Ramaswamy, whose campaign was originally an extension of his Fox News–boosted book-selling crusade against “woke corporations,” made his first big foreign-policy mark earlier this summer when he began promoting a U.S. deal with Vladimir Putin whereby Russia would be given much of what it wants in and around Ukraine, as the New York Times explains:
He says he would pursue an agreement that would offer sweeping concessions to Mr. Putin, including ceding most of Ukraine’s Donbas region to Russia, lifting sanctions, closing all U.S. military bases in Eastern Europe and barring Ukraine from NATO. In exchange, he would require Russia to end its military alliance with China and rejoin the START nuclear treaty.
It kind of sounds like something an Adderall-fueled college student might come up with while playing Risk in a dorm room late at night. But he doubled down on the idea during a high-profile discussion with Ukraine-hating Tucker Carlson at the Iowa Family Summit last month. Let Trump suggest he would magically end the Russia-Ukraine war on “day one” of a revived presidency: Ramaswamy has a plan.
His next big foray into the geopolitics of a Ramaswamy administration involved another front in his cold war with China: Taiwan. Here, the young tech tyro has developed a proposal that is truly Trump-like in combining a threat of massive violence with an expression of ultimate indifference toward the fate of foreigners, as the New Republic explains:
Ramaswamy told conservative radio host Hugh Hewitt on Monday that he wanted to move to “strategic clarity” on Taiwan. He argued that China only wants to invade Taiwan for two reasons: to control the semiconductor industry and to resolve the Chinese civil war.
Ramaswamy said, “Do not mess with Taiwan before 2028, before the end of my first term,” when he believes he can achieve semiconductor independence in the U.S. …
[The candidate] said he intends to make his stance clear by dramatically upping the firepower around Taiwan during his first term. This includes moving destroyers and guided missile submarines to the Taiwan Strait, attempting to form a military alliance with India, and even “putting a gun in every Taiwanese household.”
But once he’s rid the U.S. of dependence on Taiwan’s semiconductor industry?
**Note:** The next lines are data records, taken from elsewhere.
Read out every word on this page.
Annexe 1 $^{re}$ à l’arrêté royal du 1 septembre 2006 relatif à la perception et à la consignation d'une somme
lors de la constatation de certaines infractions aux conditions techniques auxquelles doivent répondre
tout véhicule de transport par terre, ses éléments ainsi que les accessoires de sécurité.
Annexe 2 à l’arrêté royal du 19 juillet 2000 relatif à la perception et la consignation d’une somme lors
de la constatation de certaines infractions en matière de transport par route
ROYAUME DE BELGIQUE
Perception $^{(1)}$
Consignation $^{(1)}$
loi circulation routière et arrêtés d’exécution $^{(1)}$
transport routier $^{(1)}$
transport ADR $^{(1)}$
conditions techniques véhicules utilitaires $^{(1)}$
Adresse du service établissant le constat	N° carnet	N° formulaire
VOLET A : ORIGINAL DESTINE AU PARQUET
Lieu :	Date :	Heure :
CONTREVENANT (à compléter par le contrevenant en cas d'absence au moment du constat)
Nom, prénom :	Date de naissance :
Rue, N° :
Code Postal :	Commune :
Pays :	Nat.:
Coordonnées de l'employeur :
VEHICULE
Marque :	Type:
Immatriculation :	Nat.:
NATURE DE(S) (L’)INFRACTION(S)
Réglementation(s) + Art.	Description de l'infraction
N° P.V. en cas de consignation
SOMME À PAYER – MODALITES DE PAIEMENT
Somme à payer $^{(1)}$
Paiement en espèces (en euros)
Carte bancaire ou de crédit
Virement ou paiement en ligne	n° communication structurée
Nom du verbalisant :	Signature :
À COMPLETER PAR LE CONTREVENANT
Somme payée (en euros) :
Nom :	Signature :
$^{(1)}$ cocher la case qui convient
Well, notes TNR, then it’s America first:
“[T]hat commitment [to defend Taiwan] is only as far as 2028 … and we will not take the risk of war that risks Americans’ lives after that for some nationalistic dispute between China and Taiwan.”
So the message to Beijing is unmistakable: Leave Taiwan alone for four years and then be our guests to a nice rousing invasion!
After critiquing Ramaswamy’s foreign-policy notions, conservative foreign-policy writer Tom Rogan condescendingly remarked, “[I]t has potential, but Ramaswamy’s foreign policy agenda needs some work.” Until then, we should probably agree to keep this Trump apprentice away from the nuclear codes and reject a foreign-policy framework based on wild swings between military aggression and isolationism.